HLA diversity: the human population has thousands of HLA alleles. A peptide that binds HLA-A02:01 (found in approximately 40-50% of Caucasians) will not bind HLA-A24:02 (common in East Asian populations). Multi-epitope and personalized approaches address this but add complexity.
Endpoint challenges: cancer vaccine trials must show clinical benefit (survival, tumor shrinkage), not just immune responses. Many trials have shown T cell responses without corresponding clinical outcomes, suggesting that immune response magnitude or quality was insufficient. Farrell (2021) developed the epitopepredict tool to improve MHC binding prediction pipelines, noting that better epitope selection is necessary but not sufficient for clinical success.[11]
Limitations
This article focuses on the design pipeline rather than clinical outcomes, which vary widely by target, adjuvant, and patient population. The field is evolving rapidly: AI-driven epitope prediction, combination with checkpoint inhibitors, and nanoparticle delivery systems are all changing the landscape in ways that published reviews may not yet fully capture.

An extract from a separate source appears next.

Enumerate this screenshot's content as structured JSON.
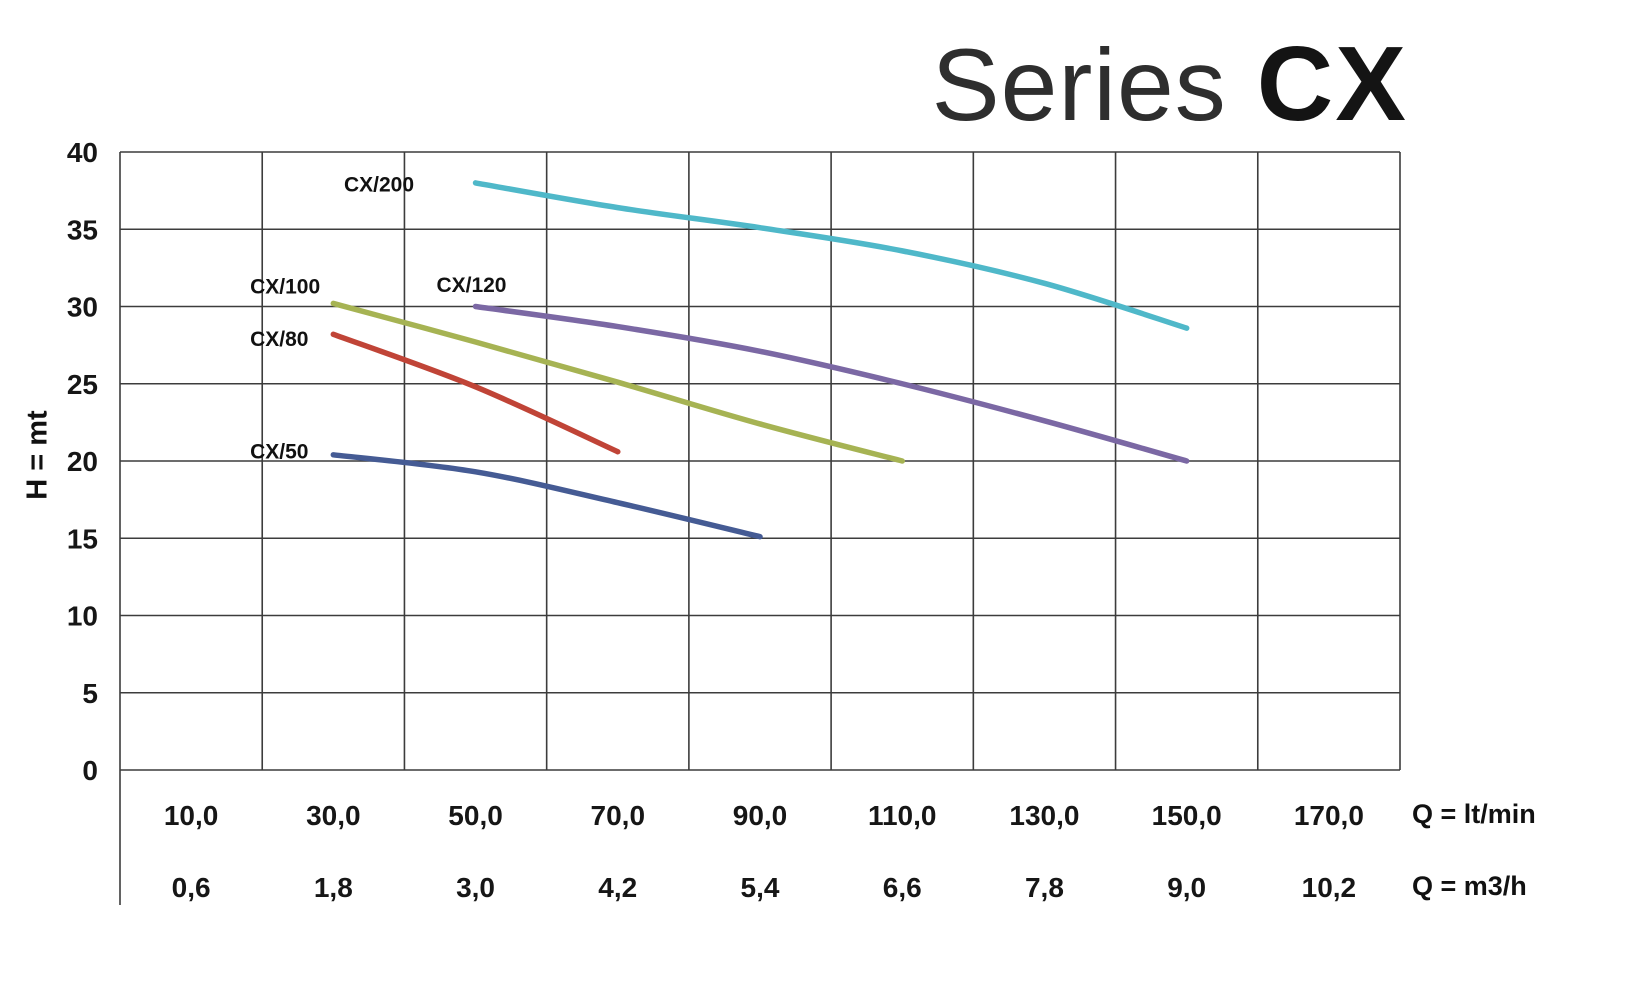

The computational tools described (NetMHCpan, TESLA parameters) improve prediction accuracy but do not eliminate the need for experimental validation. Every predicted epitope must still be tested in binding assays and T cell activation assays before clinical use.
Personalized neoantigen vaccines are technically feasible but logistically complex and expensive. Manufacturing a custom vaccine for each patient within a clinically relevant timeframe (weeks, not months) remains a practical challenge. The warehouse-based approach described by Heitmann et al. (2024) offers one solution but limits epitope selection to pre-manufactured candidates.[4]
The Bottom Line
Peptide vaccine design follows a stepwise pipeline: identify the target protein, predict MHC-binding epitopes computationally, synthesize the peptides, formulate with adjuvant, test in animals, and advance through clinical trials. The critical bottleneck is the gap between MHC binding prediction and actual T cell immunogenicity. Global consortia (Wells et al., 2020) and improved tools (NetMHCpan-4.2) are narrowing this gap. Personalized and warehouse-based approaches represent the current frontier, though no peptide vaccine has yet achieved regulatory approval for cancer.